In plant breeding, the concept of the commons is gaining importance: organic plant breeders work in the framework of non-profit organisations that also function as cultivar owners [27]. The vegetable breeders of the German association Kultursaat e.V. go one step further. They completely forego PVP [28] and release their new cultivars freely available for everybody–but with no protection against the renewed private appropriation of derivatives such as new populations, breeding lines and cultivars.
There are two key principles in managing commons. Commons need to be protected if they are to be maintained. There can be no commons without commoning: rules and regulations must be made and applied by the people concerned [29]. The open source principle was developed on this basis. Computer scientists in the 1980s created the software open-source licence, which led to various Creative Commons Licenses for manifold products under copyright law [30].
With respect to open source seed, there are basically three rules [31]:
  • Seed may be used for any purpose and by anyone;
  • No one may apply IPRs such as patents or PVP to the seed and its derivatives;
  • All recipients of open source seed transfer the same rights and obligations to future users of the seed and its derivatives. This obligation, referred to as “copyleft,” secures that the seed and all its derivatives through subsequent plant breeding remain open source and thus a commons.

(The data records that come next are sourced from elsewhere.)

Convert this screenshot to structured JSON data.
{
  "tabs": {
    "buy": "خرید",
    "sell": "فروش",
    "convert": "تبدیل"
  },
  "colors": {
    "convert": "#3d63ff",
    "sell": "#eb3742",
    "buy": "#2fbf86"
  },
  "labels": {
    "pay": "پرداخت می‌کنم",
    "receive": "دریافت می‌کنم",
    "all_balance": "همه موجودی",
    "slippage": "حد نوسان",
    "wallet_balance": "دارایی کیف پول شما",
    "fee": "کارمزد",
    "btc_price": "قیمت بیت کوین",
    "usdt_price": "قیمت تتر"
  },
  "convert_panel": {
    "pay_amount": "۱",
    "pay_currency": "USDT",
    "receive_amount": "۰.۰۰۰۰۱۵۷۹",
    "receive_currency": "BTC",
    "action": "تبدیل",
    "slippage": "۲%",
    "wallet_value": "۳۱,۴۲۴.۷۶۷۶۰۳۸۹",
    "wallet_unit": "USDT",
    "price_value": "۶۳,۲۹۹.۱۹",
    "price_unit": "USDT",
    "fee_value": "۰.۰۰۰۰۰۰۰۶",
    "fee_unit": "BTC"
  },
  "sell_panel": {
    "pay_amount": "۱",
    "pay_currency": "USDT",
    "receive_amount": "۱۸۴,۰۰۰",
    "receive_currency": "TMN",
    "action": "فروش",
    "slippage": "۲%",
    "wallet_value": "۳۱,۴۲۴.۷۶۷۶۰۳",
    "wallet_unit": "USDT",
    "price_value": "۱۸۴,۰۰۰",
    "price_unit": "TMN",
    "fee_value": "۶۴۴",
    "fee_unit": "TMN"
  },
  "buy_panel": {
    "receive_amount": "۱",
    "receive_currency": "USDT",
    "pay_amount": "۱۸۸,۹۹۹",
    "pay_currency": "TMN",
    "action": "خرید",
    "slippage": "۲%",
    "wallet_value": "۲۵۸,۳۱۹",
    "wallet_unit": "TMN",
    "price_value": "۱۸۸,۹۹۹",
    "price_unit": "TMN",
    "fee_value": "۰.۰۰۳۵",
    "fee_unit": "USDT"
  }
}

Following these rules, there are two approaches to support breeders and seed producers to manage seed as a commons. The Open Source Seed Initiative (OSSI) in the USA pursues an ethical approach using a pledge [32]. OpenSourceSeeds, hosted by Agrecol Association for AgriCulture & Ecology in Germany, and Bioleft in Argentina use open source seed licences that can be legally enforced [33][34]. Other initiatives are underway [35]. Open source seed closes a gap in the current practice of organic plant breeding. Thus far, most new cultivars have been released without any protection, a practice that can be referred to as “open-access” and carries the risk of future appropriation by the private sector.